We did in the end attempt a run of our set-up with clinical isolates. This was not entirely successful, but we learned a lot from the experience, and we feel certain that we would have achieved clear results from this if we had time to do it again. For more information about the strains that were used, the set-up and the results, see under the “Lab”-section.

Positive controls:
The first positive control that came to mind when designing our project, was to use bacteria with known resistance. Naturally, this was not something we desired to do - we do not want our test to rely on distribution of resistant bacteria. To work around this, we decided to purify a representative protein, a β-lactamase. A purified enzyme could, in theory, serve as a very sensitive positive control, and would be safe to carry around.

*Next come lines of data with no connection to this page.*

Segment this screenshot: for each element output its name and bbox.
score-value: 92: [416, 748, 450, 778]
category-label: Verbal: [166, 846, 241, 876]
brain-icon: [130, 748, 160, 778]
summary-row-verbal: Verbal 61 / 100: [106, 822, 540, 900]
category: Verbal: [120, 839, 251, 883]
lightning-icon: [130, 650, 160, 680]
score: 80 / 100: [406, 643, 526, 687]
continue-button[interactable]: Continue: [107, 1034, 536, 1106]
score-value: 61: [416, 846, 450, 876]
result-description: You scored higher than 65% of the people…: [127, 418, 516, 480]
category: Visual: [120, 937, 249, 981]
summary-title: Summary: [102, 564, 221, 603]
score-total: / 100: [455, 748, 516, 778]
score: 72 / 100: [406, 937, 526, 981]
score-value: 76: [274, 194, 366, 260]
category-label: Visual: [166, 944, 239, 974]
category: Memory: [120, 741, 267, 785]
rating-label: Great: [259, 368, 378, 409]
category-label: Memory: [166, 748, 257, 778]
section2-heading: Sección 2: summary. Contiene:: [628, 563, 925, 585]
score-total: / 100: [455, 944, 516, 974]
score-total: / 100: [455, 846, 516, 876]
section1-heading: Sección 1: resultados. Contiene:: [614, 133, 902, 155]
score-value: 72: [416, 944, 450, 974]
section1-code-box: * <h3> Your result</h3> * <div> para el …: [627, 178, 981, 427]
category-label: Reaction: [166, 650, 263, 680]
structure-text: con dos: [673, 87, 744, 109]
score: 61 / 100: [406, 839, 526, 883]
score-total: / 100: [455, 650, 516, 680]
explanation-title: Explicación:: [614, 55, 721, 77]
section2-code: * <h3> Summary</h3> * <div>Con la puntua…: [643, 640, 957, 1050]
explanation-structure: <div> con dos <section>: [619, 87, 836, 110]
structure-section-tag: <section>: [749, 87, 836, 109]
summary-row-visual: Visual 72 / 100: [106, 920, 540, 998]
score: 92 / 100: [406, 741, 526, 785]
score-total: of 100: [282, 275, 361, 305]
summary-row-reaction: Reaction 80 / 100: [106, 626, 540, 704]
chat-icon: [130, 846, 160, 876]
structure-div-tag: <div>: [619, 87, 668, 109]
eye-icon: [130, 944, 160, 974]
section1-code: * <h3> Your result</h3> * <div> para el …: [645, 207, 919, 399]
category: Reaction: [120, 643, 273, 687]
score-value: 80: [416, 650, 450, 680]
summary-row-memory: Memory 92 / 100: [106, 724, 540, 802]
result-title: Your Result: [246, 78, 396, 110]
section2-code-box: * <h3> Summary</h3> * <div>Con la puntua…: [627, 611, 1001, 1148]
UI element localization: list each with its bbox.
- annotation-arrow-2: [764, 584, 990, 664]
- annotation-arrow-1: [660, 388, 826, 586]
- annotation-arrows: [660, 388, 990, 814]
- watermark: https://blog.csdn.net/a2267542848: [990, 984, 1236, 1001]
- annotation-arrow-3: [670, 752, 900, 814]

This was achieved; we successfully purified a class A β-lactamase using a biobrick from the Calgary team of 2013 (see the “biobrick” section). We also moved on to prove that even very low concentrations of the protein produced a reliable signal with nitrocefin, that it was inhibited by clavulenic acid (CVA, the inhibitor for class A enzymes in the Penta Well test), and integrated this into our hardware and software.

We also want to stress the issue that we created the chassis, in form of biobricks, to also express class B and C ESBLs, but did not do this due to bio-safety concerns. Expressing those proteins would mean creating dangerous, resistant bacteria in our lab, which we did not want to do unnecessarily. Therefore, we settled on expressing and testing for class A, and could easily also have done so for the other classes.

Addressing resistance on a genetical level:
Upon the realization that the Penta Well test deals only with the enzymatic activity of antibiotic resistance, we decided to attempt detecting also the genes causing said enzymatic activity. This led to the CRISPR/Cas9 design described further under “Gold”.